Bayrampaşa Cezaevi katliamı davasında konuşan tanık Metin Bakkalcı ve Yücel Sayman, Adalet Bakanlığı ile yaptıkları görüşmenin, umut olduğu halde birden kesildiğini söyledi.
19 Aralık 2000 tarihinde 19 cezaevi ile birlikte operasyon yapılan ve 12 tutuklu ve hükümlünün yaşamını yitirdiği Bayrampaşa Cezaevi Katliamı Davası'na bugün Bakırköy 13. Ağır Ceza Mahkemesi'nde devam edildi. Duruşmaya, tutuksuz yargılanan 38 erden hiçbirisi katılmadı. Katliam mağdurlarını 50 avukatın savunduğu duruşmada, operasyon öncesi Adalet Bakanlığı ve tutuklu ve hükümlülerle görüşen heyet üyeleri tanık olarak dinlendi.
'OPERASYONUN YAPILACAĞI BİLİNİYORDU'
Dönemin İstanbul Barosu Başkanı Yücel Sayman, F tipi cezaevlerinin açılışının ertelenmesi görüşünde olduklarını söyledi. Operasyon yapılacağının önceden bilindiğini kaydeden Sayman, "O süreç içinde yanıma gelen arkadaşlar beni uyarıyorlardı. 'Biz askerlik yaptık, askerlik yaparken gördük' diyorlar, cezaevinde tatbikat yapıldığını gördüklerini söylediler. Bir operasyon yapılacağı ve zorla nakledileceklerini söylediler. Zaten operasyon yapılacağını da Adalet Bakanı da saklamıyordu" diye konuştu.
Sayman, 18 Aralık günü sabah 08.00'den akşam 18.00 ya da 20.00'ye kadar bakanlıklarla görüşmeler yürüttüklerini, toplantının sonunda yeni bir toplantı önerisinde bulunduklarını söyledi. Ancak bu önerinin Bakanlık tarafından kabul edilmediğini dile getiren Yücel Sayman, "Eğer bu toplantı yapılsaydı belki de çözüme ulaşabilecektik. Görüşmeler bir anda Adalet Bakanlığı tarafından kesildi" dedi.

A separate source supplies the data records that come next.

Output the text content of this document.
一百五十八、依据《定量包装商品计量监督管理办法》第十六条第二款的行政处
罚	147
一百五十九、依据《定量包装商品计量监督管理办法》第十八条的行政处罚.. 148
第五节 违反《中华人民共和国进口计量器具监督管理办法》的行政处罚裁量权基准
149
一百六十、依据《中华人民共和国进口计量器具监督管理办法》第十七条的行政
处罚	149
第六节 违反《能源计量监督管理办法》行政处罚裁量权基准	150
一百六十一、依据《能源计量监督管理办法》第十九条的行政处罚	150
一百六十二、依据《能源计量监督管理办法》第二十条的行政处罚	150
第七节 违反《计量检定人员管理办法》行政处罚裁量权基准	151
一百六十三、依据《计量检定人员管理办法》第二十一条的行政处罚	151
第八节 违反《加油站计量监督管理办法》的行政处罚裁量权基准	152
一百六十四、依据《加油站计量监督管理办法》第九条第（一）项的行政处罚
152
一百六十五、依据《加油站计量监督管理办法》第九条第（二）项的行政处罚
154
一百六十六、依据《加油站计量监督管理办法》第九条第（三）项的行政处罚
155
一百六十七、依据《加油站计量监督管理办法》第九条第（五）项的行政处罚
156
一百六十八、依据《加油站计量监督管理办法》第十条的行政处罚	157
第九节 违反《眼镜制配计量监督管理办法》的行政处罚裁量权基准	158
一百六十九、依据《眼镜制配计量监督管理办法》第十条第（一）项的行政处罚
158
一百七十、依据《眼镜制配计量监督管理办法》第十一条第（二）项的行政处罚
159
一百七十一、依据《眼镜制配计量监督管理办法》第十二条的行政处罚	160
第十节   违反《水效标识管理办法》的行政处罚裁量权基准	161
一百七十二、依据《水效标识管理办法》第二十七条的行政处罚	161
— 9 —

'CEZAEVİNDE İSYAN OLACAĞINA DAİR GÖZLEMİM OLMADI'
Dönemin TTB 2. Başkanı Metin Bakkalcı da 2 Aralık 2000 tarihinden itibaren görüşmelere dahil olduğunu söyledi. 8 Aralık 2000 tarihinde Bayrampaşa Cezaevi'nde tutukluların sözcüleri ile görüştüğünü anlatan Bakkalcı, bu görüşmelerde cezaevinde isyan olacağına dair herhangi bir gözlemi olmadığını, aksine cezaevinin yönetimin kontrolü altında olduğunu, tutuklular ile gardiyanlar arasında bir sorun olmadığını belirtti. 13-14 Aralık'ta Kaya Güvenç, Mehmet Bekaroğlu ve Yücel Sayman'ın katıldığı bir toplantı yapıldığını hatırlatan Bakkalcı, çözüme yakın olduklarını, bir güvence verildiği durumunda sorunun çözüleceği izleniminde olduğunu söyledi. 14 Aralık gecesi görüşmelerin bir anda bakanlık tarafından bitirildiğini belirten Bakkalcı, dönemin İçişleri Bakanı Saaddettin Tantan'ın daha sonra "Operasyon 1 yıldır planlanıyordu" sözünü hatırlattı, kendisinin de aynı kanıyı taşıdığını söyledi. Bakkalcı, 14 Şubat 2000 tarihli Adli Tıp uzmanları tarafından hazırlanan olay yeri tutanağı ve 19 Ocak 2000 tarihli Eyüp Savcılığı tutanağını hatırlattı, bu tutanakların idari kısımdan tutukluların bulunduğu yere doğru atış yapıldığını gösterdiğini kaydetti. Bakkalcı ayrıca, olay yerinde bulunan kimyasal silahları da hatırlattı.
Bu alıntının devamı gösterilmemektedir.